Ook gemeenten zijn nagenoeg eensluidend negatief en adviseren Keijzer om haar voorstel in te trekken. Dat verhoudt zich namelijk slecht met hun wettelijke taak om statushouders te huisvesten. „We krijgen hiermee een onuitvoerbare taak”, waarschuwen onder andere Amsterdam, Groningen, Den Haag en Helmond. Zeker zestien gemeenten waarschuwen dat statushouders op straat kunnen belanden, als gemeenten hen niet met voorrang aan een woning mogen helpen.
Tussen de 5 en 10 procent van de sociale huurwoningen gaat op dit moment naar statushouders. Gemeenten in de regio Nijmegen rekenen het Keijzer voor: bij een wachttijd van zeven jaar zou een verbod op voorrang aan statushouders de wachttijd met maximaal acht maanden verkorten. „Slechts een marginale verbetering”, luidt de conclusie.
Als het kabinet inderdaad gelijke kansen wil, schrijft Amsterdam, „zouden alle urgenties kunnen worden afgeschaft”.
Het kabinet lijkt voorbij te gaan aan de reden waarom de mogelijkheid tot voorrang bestaat, stellen de kritische gemeenten. Keijzer lijkt te denken dat urgentie vastzit aan de asielstatus, zo blijkt uit haar toelichting op de wet en de manier waarop ze het verbod formuleert: „Tot de woningzoekenden (…) behoren niet vergunninghouders op de grond dat ze vergunninghouder zijn.” Maar „de urgente woonvraag en niet de afkomst of verblijfsstatus van een persoon is leidend”, verduidelijkt Amsterdam. Statushouders kunnen geen wachttijd opbouwen, en de meesten beschikken nog nauwelijks over een sociaal netwerk of een eigen inkomen die hen in staat stellen om op eigen houtje een woning te vinden.
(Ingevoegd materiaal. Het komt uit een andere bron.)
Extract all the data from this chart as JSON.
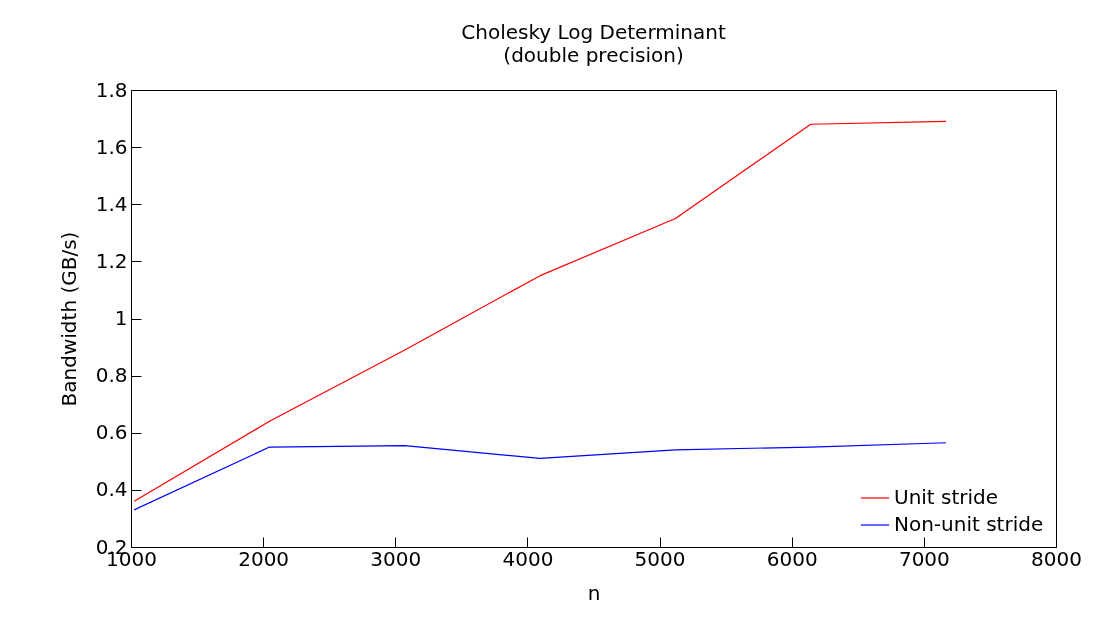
{
  "chart_data": {
    "type": "line",
    "title": "Cholesky Log Determinant",
    "subtitle": "(double precision)",
    "xlabel": "n",
    "ylabel": "Bandwidth (GB/s)",
    "x": [
      1024,
      2048,
      3072,
      4096,
      5120,
      6144,
      7168
    ],
    "series": [
      {
        "name": "Unit stride",
        "color": "#ff0000",
        "values": [
          0.36,
          0.64,
          0.89,
          1.15,
          1.35,
          1.68,
          1.69
        ]
      },
      {
        "name": "Non-unit stride",
        "color": "#0000ff",
        "values": [
          0.33,
          0.55,
          0.555,
          0.51,
          0.54,
          0.55,
          0.565
        ]
      }
    ],
    "xlim": [
      1000,
      8000
    ],
    "xticks": [
      1000,
      2000,
      3000,
      4000,
      5000,
      6000,
      7000,
      8000
    ],
    "ylim": [
      0.2,
      1.8
    ],
    "yticks": [
      0.2,
      0.4,
      0.6,
      0.8,
      1,
      1.2,
      1.4,
      1.6,
      1.8
    ],
    "legend": "bottom right",
    "grid": false,
    "marker": "none",
    "line_style": "solid"
  }
}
Zeven Veluwse gemeenten hebben aangekondigd zich van het verbod niets aan te zullen trekken. „De regio Noord Veluwe blijft met voorrang woningen aanbieden aan vergunninghouders”, schrijven ze aan Keijzer.
‘Flexibele opstartwoningen’
Opmerkelijk genoeg staan statushouders in een ander wetsvoorstel van Keijzer wél genoemd als ‘aandachtgroep’ „van wie de huisvestingsvraag als dringend kan worden gezien”. Het gaat hierbij om de Wet versterking regie volkshuisvesting. Daar schrijft het kabinet dat het „meer kansengelijkheid” wil voor kwetsbare groepen woningzoekers. Keijzer stuurde het voorstel vorige maand naar de Tweede Kamer, het verbod op voorrang aan statushouders ging vier dagen later in consultatie.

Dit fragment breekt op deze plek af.